Pedro Almodóvar and Jorge Galindo, Lo Opuesto a la Meditación (The Opposite of Meditation), 2019.
Oil on digital print on paper and canvas.

Although some critics might say that Almodóvar has jumped onto the celebrity-artist bandwagon and criticise the pairing of filmmaker and artist for perhaps creating overly decorative pieces, the duo's new work is actually a breath of fresh air, full of passion and mischievous fun. It is also true that not all of the works are of equal quality but this could be said of any artist or exhibition. Perhaps Almodóvar and Galindo’s ‘impurity’ is not a real issue after all as they have injected their joyful lust for life into what could have otherwise been quite tedious nature morte.

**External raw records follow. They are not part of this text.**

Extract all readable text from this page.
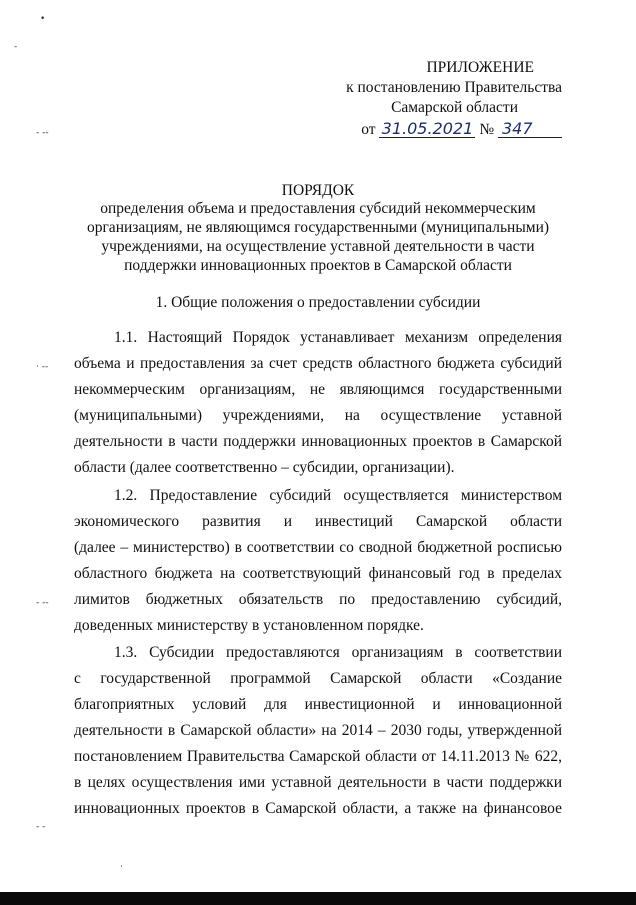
•
-
‑ ‑‑
· ‑‑
‑ ‑‑
‑ ‑
·
ПРИЛОЖЕНИЕ
к постановлению Правительства
Самарской области
от 31.05.2021 № 347
ПОРЯДОК
определения объема и предоставления субсидий некоммерческим
организациям, не являющимся государственными (муниципальными)
учреждениями, на осуществление уставной деятельности в части
поддержки инновационных проектов в Самарской области
1. Общие положения о предоставлении субсидии
1.1. Настоящий Порядок устанавливает механизм определения
объема и предоставления за счет средств областного бюджета субсидий
некоммерческим организациям, не являющимся государственными
(муниципальными) учреждениями, на осуществление уставной
деятельности в части поддержки инновационных проектов в Самарской
области (далее соответственно – субсидии, организации).
1.2. Предоставление субсидий осуществляется министерством
экономического развития и инвестиций Самарской области
(далее – министерство) в соответствии со сводной бюджетной росписью
областного бюджета на соответствующий финансовый год в пределах
лимитов бюджетных обязательств по предоставлению субсидий,
доведенных министерству в установленном порядке.
1.3. Субсидии предоставляются организациям в соответствии
с государственной программой Самарской области «Создание
благоприятных условий для инвестиционной и инновационной
деятельности в Самарской области» на 2014 – 2030 годы, утвержденной
постановлением Правительства Самарской области от 14.11.2013 № 622,
в целях осуществления ими уставной деятельности в части поддержки
инновационных проектов в Самарской области, а также на финансовое
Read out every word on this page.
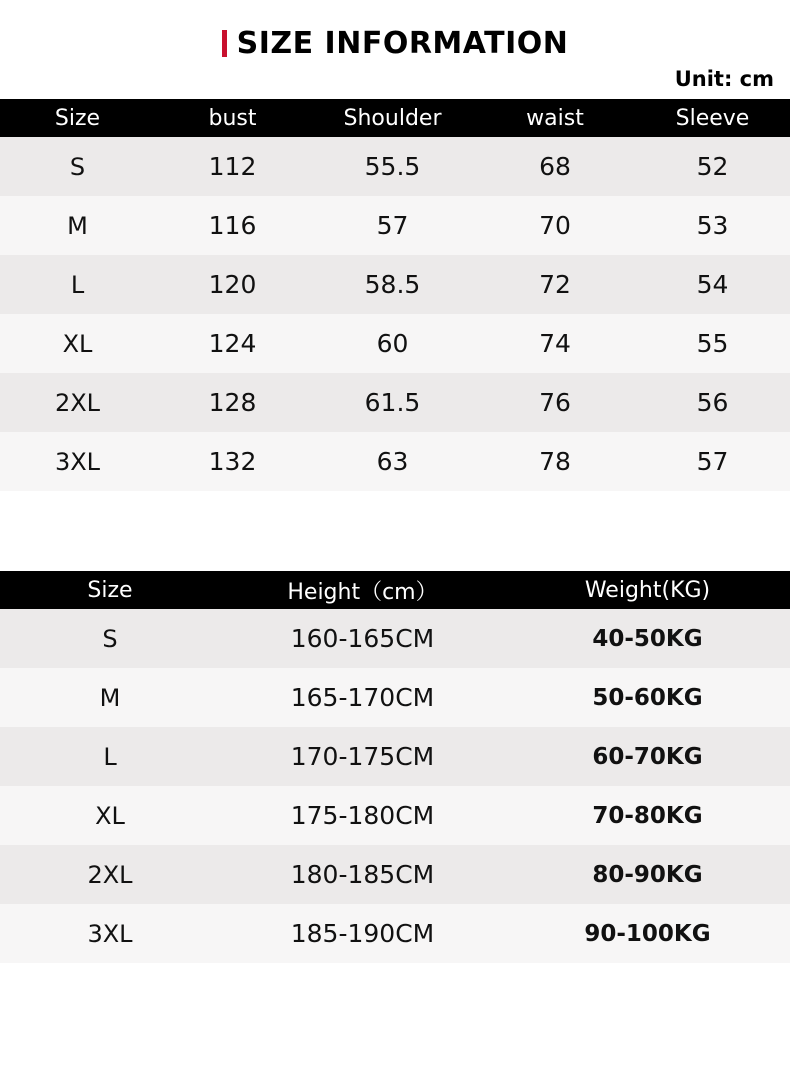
SIZE INFORMATION
Unit: cm
Size	bust	Shoulder	waist	Sleeve
S	112	55.5	68	52
M	116	57	70	53
L	120	58.5	72	54
XL	124	60	74	55
2XL	128	61.5	76	56
3XL	132	63	78	57
Size	Height（cm）	Weight(KG)
S	160-165CM	40-50KG
M	165-170CM	50-60KG
L	170-175CM	60-70KG
XL	175-180CM	70-80KG
2XL	180-185CM	80-90KG
3XL	185-190CM	90-100KG
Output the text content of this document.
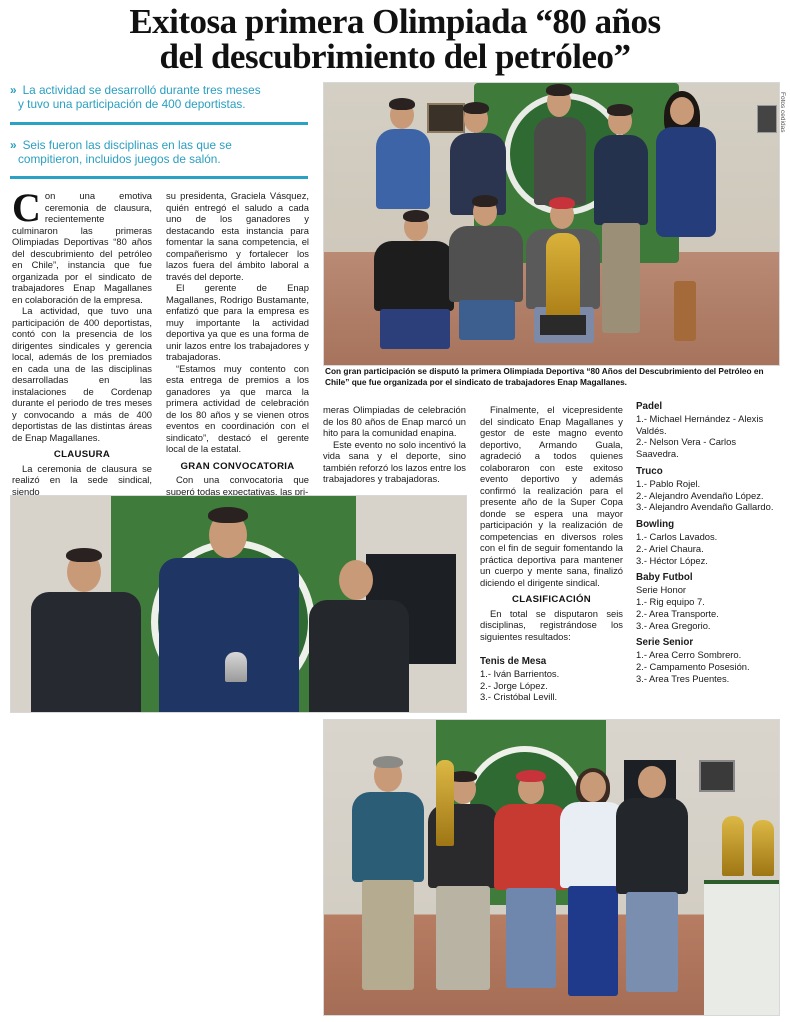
Exitosa primera Olimpiada “80 años
del descubrimiento del petróleo”
» La actividad se desarrolló durante tres meses
y tuvo una participación de 400 deportistas.
» Seis fueron las disciplinas en las que se
compitieron, incluidos juegos de salón.
C on una emotiva ceremonia de clausura, recientemente culminaron las primeras Olimpiadas Deportivas “80 años del descubrimiento del petróleo en Chile”, instancia que fue organizada por el sindicato de trabajadores Enap Magallanes en colaboración de la empresa.

La actividad, que tuvo una participación de 400 deportistas, contó con la presencia de los dirigentes sindicales y gerencia local, además de los premiados en cada una de las disciplinas desarrolladas en las instalaciones de Cordenap durante el periodo de tres meses y convocando a más de 400 deportistas de las distintas áreas de Enap Magallanes.

CLAUSURA

La ceremonia de clausura se realizó en la sede sindical, siendo

su presidenta, Graciela Vásquez, quién entregó el saludo a cada uno de los ganadores y destacando esta instancia para fomentar la sana competencia, el compañerismo y fortalecer los lazos fuera del ámbito laboral a través del deporte.

El gerente de Enap Magallanes, Rodrigo Bustamante, enfatizó que para la empresa es muy importante la actividad deportiva ya que es una forma de unir lazos entre los trabajadores y trabajadoras.

“Estamos muy contento con esta entrega de premios a los ganadores ya que marca la primera actividad de celebración de los 80 años y se vienen otros eventos en coordinación con el sindicato”, destacó el gerente local de la estatal.

GRAN CONVOCATORIA

Con una convocatoria que superó todas expectativas, las pri-

Fotos cedidas
Con gran participación se disputó la primera Olimpiada Deportiva “80 Años del Descubrimiento del Petróleo en Chile” que fue organizada por el sindicato de trabajadores Enap Magallanes.

meras Olimpiadas de celebración de los 80 años de Enap marcó un hito para la comunidad enapina.

Este evento no solo incentivó la vida sana y el deporte, sino también reforzó los lazos entre los trabajadores y trabajadoras.

Finalmente, el vicepresidente del sindicato Enap Magallanes y gestor de este magno evento deportivo, Armando Guala, agradeció a todos quienes colaboraron con este exitoso evento deportivo y además confirmó la realización para el presente año de la Super Copa donde se espera una mayor participación y la realización de competencias en diversos roles con el fin de seguir fomentando la práctica deportiva para mantener un cuerpo y mente sana, finalizó diciendo el dirigente sindical.

CLASIFICACIÓN

En total se disputaron seis disciplinas, registrándose los siguientes resultados:

Tenis de Mesa
1.- Iván Barrientos.
2.- Jorge López.
3.- Cristóbal Levill.
Padel
1.- Michael Hernández - Alexis Valdés.
2.- Nelson Vera - Carlos Saavedra.
Truco
1.- Pablo Rojel.
2.- Alejandro Avendaño López.
3.- Alejandro Avendaño Gallardo.
Bowling
1.- Carlos Lavados.
2.- Ariel Chaura.
3.- Héctor López.
Baby Futbol
Serie Honor
1.- Rig equipo 7.
2.- Area Transporte.
3.- Area Gregorio.
Serie Senior
1.- Area Cerro Sombrero.
2.- Campamento Posesión.
3.- Area Tres Puentes.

Pedro Almodóvar and Jorge Galindo, Installation view, Flowers exhibition, Tabacalera, Madrid, 2019

Pedro Almodóvar and Jorge Galindo, Ramo Salvaje - 1 (Wild Bunch - 1), 2019
Oil on digital print on canvas. 350 x 300cm

Pedro Almodóvar and Jorge Galindo, Granadas (Pomegranates), 2019
Oil on digital print on canvas. 200 x 160cm









Note: All quotes in this article are from the exhibition press release/catalogue and have been translated from Spanish to English.